Goldman Sachs Economists Expect Deceleration in Fed's Inflation Campaign, No Immediate Rate Cuts in Sight
ICARO Media Group
Goldman Sachs economists have delivered their outlook for 2024, suggesting that the Federal Reserve's high-stakes campaign to curb inflation is set to show signs of deceleration in the near future. However, the economists do not anticipate a return to previous low interest rates anytime soon.
Over the past year, the Federal Reserve has aggressively raised the target federal funds rate from near-zero to over 5%, marking the swiftest pace of increases in four decades. This proactive approach has effectively reduced inflation by more than 50%, without pushing the economy into a prolonged downturn or triggering a complete stock market spiral. Despite a recent 8% decline in the S&P 500 since the end of 2021, the index has seen a remarkable 36% increase since the end of 2019.
The target federal funds rate manipulation serves as the primary tool for the Federal Reserve to control the economy. Rate increases directly raise interbank lending costs, subsequently leading to higher borrowing costs for consumers and corporations.

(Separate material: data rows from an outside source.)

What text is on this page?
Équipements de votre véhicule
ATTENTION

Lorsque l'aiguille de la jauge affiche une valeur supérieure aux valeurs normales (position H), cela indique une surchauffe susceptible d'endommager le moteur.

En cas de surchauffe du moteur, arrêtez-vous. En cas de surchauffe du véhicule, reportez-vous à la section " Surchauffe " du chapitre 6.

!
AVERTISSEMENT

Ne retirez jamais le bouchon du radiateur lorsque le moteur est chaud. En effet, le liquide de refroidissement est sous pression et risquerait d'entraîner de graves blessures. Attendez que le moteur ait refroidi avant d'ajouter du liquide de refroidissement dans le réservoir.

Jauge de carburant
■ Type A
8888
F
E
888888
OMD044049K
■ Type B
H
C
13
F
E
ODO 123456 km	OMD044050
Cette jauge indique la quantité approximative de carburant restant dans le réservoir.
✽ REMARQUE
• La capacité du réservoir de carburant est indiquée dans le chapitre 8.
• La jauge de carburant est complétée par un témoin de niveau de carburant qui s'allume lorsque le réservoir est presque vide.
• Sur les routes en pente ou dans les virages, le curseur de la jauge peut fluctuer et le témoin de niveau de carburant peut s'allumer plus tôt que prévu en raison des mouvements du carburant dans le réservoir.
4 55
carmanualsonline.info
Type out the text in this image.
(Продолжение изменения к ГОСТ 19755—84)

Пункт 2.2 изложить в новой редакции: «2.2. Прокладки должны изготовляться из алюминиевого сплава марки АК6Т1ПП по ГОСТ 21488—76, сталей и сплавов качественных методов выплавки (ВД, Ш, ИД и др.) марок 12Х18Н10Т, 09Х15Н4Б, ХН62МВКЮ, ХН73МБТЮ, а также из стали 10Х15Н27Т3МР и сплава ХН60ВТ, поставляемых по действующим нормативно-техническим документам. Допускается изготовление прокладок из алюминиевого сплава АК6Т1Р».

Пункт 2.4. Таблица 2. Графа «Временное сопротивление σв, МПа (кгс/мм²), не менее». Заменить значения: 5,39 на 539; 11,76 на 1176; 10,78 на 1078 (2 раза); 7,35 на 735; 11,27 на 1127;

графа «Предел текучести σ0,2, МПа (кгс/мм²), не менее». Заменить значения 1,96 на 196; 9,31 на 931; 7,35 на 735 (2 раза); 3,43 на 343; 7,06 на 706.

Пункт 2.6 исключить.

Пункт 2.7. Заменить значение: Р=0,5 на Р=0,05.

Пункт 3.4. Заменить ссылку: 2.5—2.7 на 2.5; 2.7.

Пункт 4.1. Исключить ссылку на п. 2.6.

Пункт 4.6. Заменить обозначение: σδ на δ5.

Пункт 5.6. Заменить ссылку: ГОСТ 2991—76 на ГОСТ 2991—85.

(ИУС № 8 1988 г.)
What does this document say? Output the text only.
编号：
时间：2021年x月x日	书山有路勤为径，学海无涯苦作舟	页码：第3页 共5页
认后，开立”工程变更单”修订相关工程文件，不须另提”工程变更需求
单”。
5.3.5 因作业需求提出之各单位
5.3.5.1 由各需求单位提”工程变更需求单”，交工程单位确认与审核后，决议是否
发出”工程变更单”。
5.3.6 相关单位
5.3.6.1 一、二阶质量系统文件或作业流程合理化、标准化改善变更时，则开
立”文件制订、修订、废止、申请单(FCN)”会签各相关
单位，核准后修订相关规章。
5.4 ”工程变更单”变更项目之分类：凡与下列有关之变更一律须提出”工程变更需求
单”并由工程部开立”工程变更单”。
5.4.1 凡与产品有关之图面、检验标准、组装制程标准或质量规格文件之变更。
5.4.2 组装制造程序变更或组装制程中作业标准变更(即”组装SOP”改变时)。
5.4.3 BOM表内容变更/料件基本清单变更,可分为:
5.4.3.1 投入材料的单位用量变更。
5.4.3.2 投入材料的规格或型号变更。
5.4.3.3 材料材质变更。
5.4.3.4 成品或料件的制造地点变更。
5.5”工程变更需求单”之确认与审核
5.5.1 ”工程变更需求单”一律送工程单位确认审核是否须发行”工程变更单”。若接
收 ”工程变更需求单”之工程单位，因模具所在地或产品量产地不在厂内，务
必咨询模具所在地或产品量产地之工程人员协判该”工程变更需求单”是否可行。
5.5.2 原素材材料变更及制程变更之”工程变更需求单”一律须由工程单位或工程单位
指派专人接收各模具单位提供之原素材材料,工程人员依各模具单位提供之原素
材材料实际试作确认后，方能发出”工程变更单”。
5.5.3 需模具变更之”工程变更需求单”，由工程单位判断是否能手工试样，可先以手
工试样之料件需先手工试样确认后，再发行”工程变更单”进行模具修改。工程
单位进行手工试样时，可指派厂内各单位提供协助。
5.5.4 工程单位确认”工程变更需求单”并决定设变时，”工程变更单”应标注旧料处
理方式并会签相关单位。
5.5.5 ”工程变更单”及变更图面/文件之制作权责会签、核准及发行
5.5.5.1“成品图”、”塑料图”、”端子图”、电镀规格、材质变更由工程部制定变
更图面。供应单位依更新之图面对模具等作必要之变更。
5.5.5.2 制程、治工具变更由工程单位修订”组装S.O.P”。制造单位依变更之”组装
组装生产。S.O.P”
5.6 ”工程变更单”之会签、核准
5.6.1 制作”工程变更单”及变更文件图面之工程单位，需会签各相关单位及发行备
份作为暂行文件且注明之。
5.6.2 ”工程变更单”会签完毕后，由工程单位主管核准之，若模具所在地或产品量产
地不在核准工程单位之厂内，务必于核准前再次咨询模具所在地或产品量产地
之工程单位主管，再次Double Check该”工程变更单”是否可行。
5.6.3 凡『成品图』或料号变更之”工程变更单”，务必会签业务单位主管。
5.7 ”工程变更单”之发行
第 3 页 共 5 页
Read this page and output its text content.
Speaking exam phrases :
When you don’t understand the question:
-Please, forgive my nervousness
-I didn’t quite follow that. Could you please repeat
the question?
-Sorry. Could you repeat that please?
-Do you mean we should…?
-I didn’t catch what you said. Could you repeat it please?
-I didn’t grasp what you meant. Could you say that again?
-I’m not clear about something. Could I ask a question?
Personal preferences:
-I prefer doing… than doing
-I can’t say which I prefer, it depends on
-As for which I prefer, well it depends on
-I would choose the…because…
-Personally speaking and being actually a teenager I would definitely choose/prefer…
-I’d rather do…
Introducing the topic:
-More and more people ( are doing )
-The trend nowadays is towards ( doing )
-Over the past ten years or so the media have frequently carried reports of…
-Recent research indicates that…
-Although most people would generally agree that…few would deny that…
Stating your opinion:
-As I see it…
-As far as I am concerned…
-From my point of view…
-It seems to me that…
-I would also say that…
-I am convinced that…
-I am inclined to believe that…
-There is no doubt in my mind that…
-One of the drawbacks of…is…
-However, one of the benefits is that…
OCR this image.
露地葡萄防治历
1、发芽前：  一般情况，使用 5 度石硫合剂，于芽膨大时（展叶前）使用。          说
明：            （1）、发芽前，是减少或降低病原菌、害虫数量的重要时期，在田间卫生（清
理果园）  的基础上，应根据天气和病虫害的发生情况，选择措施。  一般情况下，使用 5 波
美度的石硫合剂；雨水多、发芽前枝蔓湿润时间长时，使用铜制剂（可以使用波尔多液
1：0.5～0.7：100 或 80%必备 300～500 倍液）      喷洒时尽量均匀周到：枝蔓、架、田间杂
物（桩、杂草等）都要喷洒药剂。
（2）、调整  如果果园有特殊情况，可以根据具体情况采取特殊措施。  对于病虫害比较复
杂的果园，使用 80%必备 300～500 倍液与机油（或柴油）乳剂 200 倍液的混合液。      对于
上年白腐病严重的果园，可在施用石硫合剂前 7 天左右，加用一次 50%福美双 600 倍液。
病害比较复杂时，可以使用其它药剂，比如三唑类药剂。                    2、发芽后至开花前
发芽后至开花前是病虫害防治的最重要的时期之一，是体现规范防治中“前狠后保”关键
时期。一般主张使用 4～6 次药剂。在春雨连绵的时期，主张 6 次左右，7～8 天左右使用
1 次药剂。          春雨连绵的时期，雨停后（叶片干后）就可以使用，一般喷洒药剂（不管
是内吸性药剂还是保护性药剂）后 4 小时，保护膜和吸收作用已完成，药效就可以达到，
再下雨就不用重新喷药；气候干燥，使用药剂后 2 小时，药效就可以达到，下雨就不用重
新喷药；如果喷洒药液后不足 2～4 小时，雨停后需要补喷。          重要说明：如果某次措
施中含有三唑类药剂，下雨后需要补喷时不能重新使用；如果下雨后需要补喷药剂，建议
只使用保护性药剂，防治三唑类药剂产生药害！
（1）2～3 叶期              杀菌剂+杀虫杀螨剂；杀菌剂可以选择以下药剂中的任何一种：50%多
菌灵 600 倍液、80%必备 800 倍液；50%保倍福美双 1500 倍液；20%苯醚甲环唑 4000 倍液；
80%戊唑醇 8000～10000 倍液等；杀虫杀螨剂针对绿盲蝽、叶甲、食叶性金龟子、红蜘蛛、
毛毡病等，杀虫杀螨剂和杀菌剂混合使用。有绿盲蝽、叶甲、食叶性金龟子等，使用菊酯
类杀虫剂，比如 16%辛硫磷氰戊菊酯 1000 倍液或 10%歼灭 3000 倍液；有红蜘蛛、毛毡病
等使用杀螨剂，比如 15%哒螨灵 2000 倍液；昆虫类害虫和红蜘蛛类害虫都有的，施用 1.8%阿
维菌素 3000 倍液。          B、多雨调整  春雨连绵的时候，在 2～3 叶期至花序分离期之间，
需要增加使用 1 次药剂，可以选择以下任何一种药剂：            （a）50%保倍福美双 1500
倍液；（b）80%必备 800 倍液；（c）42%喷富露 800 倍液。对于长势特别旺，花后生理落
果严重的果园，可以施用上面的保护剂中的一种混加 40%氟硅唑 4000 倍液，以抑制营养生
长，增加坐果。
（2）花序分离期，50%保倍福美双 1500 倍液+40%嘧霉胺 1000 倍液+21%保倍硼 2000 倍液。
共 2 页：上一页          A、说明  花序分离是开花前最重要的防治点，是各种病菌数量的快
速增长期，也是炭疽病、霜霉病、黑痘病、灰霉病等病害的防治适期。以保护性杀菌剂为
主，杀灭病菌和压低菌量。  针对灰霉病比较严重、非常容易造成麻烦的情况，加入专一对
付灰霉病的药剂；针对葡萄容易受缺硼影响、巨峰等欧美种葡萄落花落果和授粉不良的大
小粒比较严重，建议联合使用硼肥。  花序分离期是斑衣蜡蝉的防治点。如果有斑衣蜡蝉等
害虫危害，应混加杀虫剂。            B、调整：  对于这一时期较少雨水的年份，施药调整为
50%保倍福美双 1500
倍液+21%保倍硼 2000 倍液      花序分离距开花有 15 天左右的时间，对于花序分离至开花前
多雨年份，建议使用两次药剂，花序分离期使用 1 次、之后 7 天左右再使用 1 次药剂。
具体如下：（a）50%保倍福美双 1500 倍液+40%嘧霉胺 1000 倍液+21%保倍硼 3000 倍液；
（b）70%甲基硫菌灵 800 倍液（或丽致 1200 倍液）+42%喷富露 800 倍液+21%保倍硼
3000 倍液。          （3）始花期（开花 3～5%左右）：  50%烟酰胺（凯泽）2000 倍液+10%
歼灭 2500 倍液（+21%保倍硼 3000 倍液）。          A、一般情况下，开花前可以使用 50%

The Fed's latest forecast indicates that interest rates are expected to reach 2.9% by 2026, a significantly more moderate projection compared to Goldman Sachs' estimates.
Goldman Sachs economists have identified two potential shocks that could deviate the trajectory of interest rates from the forecasts. The first potential shock is the risk of substantially higher oil prices triggered by escalating geopolitical tensions. The second is the possibility of a further "break" in the financial system caused by the transition to a "higher for longer" interest rate environment.
While the Federal Reserve's efforts have shown positive results in curbing inflation, Goldman Sachs economists foresee a slower pace of intervention. This outlook suggests that the central bank may adopt a more cautious approach in the coming years, avoiding immediate rate cuts and prioritizing stability to sustain economic growth.
As the U.S. economy navigates through these uncertain times, market participants and businesses will closely track economic indicators and the Federal Reserve's policy decisions to understand the impact on borrowing costs and investment strategies.